Wollen sich Pharmazie-Studenten nach ihrem Abschluss unter diesen Bedingungen mit einer Apotheke eine eigene Existenz aufzubauen? Paula Eckerlin-Sohl bezweifelt das. „Hochschulabsolventen unseres Faches können sich immer seltener den Gang in die Selbstständigkeit vorstellen, vor allem, weil die wirtschaftliche Perspektive fehlt. Darauf müssen wir aufmerksam machen.“
Steffen Beyer hat indes in Heimen, bei Ärzten und Patienten, von denen fast alle schon einmal selbst die Problemen bei der Arzneimittelbeschaffung mitbekommen haben, über die Beteiligung am Protesttag informiert. Negative Reaktionen habe es nicht gegeben, „sie hatten alle Verständnis“.
Notdienst wird abgesichert
Am bundesweiten Apotheken-Protesttag wird es eine Notversorgung geben. Nach Angaben der Apothekerkammer Sachsen-Anhalt übernehmen für den Landkreis Harz fünf Apotheken den Notdienst. Das sind:
im Bereich Wernigerode und Umland die Rats-Apotheke, Petersilienstraße 7, Derenburg, Telefon 039453/6 10 15, und die Post-Apotheke, Marktstraße 5, Braunlage, Telefon 05520/9 30 20.

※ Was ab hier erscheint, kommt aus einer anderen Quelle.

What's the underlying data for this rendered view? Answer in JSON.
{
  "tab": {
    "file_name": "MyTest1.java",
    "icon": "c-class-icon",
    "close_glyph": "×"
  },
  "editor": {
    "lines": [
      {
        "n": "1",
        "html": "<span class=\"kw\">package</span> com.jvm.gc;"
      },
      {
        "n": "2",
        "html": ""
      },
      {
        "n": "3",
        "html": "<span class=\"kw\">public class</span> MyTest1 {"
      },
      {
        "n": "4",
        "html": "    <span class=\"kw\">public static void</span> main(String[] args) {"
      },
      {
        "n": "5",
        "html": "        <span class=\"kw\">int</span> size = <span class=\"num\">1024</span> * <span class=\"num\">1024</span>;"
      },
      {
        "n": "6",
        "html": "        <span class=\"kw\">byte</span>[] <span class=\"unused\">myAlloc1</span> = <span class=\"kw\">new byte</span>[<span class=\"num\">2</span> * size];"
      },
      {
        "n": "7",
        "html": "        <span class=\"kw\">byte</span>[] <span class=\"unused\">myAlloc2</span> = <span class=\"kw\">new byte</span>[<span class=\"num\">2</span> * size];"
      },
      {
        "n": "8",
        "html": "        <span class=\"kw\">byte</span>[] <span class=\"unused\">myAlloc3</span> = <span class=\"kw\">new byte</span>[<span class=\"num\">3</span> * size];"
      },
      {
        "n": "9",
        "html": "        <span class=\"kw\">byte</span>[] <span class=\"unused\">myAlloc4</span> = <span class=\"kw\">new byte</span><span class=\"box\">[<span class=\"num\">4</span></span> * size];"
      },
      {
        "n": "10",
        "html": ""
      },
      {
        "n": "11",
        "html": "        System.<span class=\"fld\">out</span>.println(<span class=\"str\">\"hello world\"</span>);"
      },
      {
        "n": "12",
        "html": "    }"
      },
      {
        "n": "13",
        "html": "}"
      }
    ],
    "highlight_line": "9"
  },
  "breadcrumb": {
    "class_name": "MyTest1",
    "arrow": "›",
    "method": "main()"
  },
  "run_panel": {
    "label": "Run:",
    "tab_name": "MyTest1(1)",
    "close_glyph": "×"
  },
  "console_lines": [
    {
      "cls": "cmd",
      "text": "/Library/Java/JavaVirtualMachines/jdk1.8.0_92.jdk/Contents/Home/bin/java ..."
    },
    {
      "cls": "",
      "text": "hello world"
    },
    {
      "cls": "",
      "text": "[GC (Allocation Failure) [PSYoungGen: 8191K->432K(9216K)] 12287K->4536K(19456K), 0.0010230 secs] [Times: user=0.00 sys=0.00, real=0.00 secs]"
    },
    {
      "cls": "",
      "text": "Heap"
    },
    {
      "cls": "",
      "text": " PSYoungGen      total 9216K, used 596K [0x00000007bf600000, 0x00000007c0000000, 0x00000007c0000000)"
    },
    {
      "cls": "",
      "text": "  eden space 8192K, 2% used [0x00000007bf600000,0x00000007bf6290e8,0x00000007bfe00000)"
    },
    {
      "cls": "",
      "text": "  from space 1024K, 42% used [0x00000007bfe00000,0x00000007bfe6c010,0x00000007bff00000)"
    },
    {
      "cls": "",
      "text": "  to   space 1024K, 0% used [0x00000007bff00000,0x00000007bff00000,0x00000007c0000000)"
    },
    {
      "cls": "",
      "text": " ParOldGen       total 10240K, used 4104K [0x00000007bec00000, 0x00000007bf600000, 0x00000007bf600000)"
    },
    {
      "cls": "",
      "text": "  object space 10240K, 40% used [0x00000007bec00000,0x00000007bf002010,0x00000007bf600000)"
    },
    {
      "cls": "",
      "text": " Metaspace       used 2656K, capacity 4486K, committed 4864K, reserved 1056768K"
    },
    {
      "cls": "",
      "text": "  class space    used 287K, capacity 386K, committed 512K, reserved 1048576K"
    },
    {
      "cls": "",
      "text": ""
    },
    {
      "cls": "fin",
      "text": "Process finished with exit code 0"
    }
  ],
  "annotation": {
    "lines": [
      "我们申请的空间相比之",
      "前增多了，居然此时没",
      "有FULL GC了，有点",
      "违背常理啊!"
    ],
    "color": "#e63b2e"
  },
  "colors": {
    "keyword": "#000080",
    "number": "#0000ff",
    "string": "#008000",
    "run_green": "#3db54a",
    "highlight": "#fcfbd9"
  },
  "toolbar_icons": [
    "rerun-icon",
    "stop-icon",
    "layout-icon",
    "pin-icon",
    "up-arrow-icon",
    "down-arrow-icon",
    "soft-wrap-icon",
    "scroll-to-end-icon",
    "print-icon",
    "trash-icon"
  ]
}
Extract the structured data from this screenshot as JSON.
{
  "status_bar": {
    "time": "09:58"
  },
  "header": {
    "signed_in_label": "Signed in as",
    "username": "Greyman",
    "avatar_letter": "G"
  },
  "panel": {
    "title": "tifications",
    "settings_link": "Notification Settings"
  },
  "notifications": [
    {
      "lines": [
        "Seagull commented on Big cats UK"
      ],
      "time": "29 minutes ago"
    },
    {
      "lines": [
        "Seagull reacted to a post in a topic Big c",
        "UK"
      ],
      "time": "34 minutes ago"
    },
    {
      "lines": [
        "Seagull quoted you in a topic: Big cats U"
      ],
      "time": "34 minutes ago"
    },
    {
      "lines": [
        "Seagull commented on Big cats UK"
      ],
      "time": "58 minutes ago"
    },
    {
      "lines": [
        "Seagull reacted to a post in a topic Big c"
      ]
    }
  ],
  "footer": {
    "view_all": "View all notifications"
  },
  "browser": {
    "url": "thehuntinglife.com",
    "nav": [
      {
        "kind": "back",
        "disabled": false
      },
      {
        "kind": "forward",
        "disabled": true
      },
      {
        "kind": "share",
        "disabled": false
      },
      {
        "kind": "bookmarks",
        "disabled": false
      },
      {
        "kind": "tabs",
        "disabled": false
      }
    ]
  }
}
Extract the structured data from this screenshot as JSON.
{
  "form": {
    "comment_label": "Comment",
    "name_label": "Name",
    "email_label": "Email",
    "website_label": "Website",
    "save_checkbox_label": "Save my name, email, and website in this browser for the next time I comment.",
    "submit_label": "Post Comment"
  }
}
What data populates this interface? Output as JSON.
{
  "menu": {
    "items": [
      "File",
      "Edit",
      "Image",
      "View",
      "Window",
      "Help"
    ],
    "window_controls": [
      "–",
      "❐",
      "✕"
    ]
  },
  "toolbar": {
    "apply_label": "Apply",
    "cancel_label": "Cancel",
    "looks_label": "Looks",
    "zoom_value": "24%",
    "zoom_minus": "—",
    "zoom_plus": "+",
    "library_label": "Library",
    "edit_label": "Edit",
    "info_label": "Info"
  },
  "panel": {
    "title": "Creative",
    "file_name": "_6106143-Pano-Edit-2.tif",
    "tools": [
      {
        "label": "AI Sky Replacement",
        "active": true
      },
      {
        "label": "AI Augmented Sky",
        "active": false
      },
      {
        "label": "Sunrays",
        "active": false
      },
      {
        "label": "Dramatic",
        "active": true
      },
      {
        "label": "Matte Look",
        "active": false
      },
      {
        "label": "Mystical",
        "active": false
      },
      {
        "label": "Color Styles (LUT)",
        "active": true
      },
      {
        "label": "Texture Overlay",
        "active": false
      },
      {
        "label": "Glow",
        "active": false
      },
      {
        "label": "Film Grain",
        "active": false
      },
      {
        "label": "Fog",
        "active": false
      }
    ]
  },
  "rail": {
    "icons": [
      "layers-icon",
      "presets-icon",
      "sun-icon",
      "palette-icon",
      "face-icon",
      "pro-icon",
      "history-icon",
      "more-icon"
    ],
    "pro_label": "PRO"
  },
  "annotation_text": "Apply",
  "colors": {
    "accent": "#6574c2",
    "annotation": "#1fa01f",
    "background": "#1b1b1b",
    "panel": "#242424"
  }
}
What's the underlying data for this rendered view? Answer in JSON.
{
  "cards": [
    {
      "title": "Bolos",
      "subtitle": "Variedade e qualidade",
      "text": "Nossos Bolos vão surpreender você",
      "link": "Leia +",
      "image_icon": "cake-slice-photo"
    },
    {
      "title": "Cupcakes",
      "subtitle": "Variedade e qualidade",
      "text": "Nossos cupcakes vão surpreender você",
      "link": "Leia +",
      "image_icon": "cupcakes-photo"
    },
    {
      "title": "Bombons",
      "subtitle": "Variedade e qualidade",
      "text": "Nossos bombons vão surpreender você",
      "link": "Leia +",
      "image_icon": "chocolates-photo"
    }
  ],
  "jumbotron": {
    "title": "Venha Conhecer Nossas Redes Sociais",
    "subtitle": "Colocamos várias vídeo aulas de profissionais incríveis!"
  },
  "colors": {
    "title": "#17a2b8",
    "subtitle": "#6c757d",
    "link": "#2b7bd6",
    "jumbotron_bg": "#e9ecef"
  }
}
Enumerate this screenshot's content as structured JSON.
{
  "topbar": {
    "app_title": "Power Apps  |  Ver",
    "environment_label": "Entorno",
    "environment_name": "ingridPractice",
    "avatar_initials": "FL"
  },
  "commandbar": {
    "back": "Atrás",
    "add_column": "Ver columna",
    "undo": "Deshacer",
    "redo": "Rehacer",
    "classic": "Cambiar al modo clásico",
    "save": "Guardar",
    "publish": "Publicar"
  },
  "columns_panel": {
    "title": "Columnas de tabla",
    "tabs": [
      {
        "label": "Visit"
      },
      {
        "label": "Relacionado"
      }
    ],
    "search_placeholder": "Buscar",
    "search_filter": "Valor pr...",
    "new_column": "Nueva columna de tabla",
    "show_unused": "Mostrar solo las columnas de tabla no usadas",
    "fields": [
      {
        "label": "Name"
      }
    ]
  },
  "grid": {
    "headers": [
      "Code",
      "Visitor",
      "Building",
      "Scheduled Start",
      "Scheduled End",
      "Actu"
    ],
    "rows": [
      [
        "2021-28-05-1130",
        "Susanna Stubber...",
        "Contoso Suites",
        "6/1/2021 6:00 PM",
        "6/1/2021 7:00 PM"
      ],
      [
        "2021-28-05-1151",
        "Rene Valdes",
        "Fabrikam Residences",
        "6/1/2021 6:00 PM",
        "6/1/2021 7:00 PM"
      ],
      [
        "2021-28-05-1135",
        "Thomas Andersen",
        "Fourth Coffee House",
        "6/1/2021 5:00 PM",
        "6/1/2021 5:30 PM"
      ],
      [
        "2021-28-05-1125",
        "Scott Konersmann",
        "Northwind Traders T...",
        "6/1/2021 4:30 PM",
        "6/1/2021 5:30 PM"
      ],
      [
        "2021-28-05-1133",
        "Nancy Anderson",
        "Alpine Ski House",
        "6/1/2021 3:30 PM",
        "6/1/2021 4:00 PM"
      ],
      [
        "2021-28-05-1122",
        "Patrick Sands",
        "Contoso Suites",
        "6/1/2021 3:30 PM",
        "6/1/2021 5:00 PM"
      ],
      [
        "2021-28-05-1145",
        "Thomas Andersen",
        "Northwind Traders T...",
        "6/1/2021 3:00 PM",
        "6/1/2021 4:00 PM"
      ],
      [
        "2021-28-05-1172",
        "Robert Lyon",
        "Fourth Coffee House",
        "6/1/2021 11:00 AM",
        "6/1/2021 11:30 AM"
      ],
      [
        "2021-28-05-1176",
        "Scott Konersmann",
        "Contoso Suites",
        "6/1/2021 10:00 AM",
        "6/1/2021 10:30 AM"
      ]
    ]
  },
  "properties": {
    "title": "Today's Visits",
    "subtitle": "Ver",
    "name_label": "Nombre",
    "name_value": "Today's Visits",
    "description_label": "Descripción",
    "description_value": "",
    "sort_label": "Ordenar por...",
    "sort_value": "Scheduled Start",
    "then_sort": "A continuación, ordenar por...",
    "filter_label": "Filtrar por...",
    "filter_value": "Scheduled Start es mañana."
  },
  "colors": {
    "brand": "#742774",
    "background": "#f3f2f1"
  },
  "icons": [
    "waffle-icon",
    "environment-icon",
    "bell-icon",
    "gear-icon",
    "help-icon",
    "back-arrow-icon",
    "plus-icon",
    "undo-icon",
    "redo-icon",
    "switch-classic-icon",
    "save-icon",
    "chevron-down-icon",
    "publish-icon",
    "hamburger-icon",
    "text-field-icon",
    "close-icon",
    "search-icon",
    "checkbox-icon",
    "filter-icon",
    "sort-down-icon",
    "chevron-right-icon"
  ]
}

im Bereich Blankenburg die Apotheke am Tränketor, Mauerstraße 3, Blankenburg, Telefon 03944/27 24;
im Bereich Halberstadt die Center Apotheke, Braunschweiger Straße 83-88, Halberstadt, Telefon 03941/6 87 00;
im Bereich Quedlinburg die Stadt-Apotheke, Breitscheidplatz 6, Ballenstedt, Telefon 039483/3 51;
Eine Notdienstgebühr fällt tagsüber nicht an, erklärte Katrin Pohl, Sprecherin der Apothekerkammer Sachsen-Anhalt; diese würde erst ab 20 Uhr erhoben.